I think the most important thing would be consistency in the campaign. Whatever interpretation you choose, needs to be constant, so players can act according to the ruling. Having variants depending on dozens of possible variations on the situation would be confusing and cumbersome to deal with. With this in mind, 5' is the range I would use in 95% of situations and anyone ranked at a 10' range wouldn't be toe-to-toe with foes without incurring penalty.
Talk to your Players. Talk to your DM. If more people used this advice, there would be 24.74% fewer threads on Tactics, Rules and DM discussions.
Ahh but how can I get my actual question and points across or counter points I have ready covered and commented on. The problem is despite all my debatable counterpoints I still have issues with people on all aspect on OA even how to define hostility...
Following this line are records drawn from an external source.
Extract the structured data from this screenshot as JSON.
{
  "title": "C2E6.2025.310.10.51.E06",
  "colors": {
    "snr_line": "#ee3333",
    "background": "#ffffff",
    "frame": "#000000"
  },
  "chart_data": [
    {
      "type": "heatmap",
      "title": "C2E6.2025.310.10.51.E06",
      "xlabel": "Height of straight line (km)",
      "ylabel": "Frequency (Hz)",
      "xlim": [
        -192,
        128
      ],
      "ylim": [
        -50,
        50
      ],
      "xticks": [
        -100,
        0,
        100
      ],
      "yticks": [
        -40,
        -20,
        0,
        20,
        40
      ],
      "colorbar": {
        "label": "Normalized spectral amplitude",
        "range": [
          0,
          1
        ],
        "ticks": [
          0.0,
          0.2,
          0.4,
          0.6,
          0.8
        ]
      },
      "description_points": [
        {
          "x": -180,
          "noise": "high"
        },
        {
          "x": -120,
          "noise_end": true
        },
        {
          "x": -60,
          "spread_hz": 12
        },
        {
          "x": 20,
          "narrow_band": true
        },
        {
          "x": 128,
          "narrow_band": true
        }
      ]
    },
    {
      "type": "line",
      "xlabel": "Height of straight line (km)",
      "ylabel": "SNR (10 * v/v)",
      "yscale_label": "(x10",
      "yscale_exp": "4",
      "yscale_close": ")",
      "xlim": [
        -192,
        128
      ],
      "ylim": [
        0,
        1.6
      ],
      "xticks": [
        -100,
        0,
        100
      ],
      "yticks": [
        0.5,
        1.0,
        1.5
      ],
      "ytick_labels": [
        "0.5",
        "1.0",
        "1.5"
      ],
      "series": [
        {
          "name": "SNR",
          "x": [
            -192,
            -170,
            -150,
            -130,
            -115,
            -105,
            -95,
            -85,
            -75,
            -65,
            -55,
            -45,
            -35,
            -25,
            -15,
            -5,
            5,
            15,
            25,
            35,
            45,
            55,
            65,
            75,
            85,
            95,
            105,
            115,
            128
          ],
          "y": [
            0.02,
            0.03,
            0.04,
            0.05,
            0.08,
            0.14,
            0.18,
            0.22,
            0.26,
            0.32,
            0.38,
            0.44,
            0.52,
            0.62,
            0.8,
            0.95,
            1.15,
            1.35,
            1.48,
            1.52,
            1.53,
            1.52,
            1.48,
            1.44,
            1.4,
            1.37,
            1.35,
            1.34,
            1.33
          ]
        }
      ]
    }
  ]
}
I mean 2 opposing factions who can not communicate and basically have a held action to attack if the percieve a threat it should always be presumed that unless a character enacts another action then they should have a defensible reaction in place. That being said an OA takes the place of that reaction consuming slot just slower and under certain circumstances, where the held action is interrupting based on the set of parameters you set and the DM of course allows. Or better yet holding your movement after being hidden to continue moving when the enemy approaches your position using line of sight to avoid there's.
See my added link above for a podcast. It really gets going around the 20 before 21 for sure mark and discusses most importantly hiding / stealth and touches on invisibility but not in regards to OA just spells. But then they contradict how stealth works, RP in town but you are moving and sneak a noble or some such, yet in combat you need to not move from behind your cover to attack sneakily yet the say you move out to perform the attack...etc... It will be 2nd from bottom. It great though don't get me wrong. Hope you enjoy... Well atleast the 8 min on with them til around 45.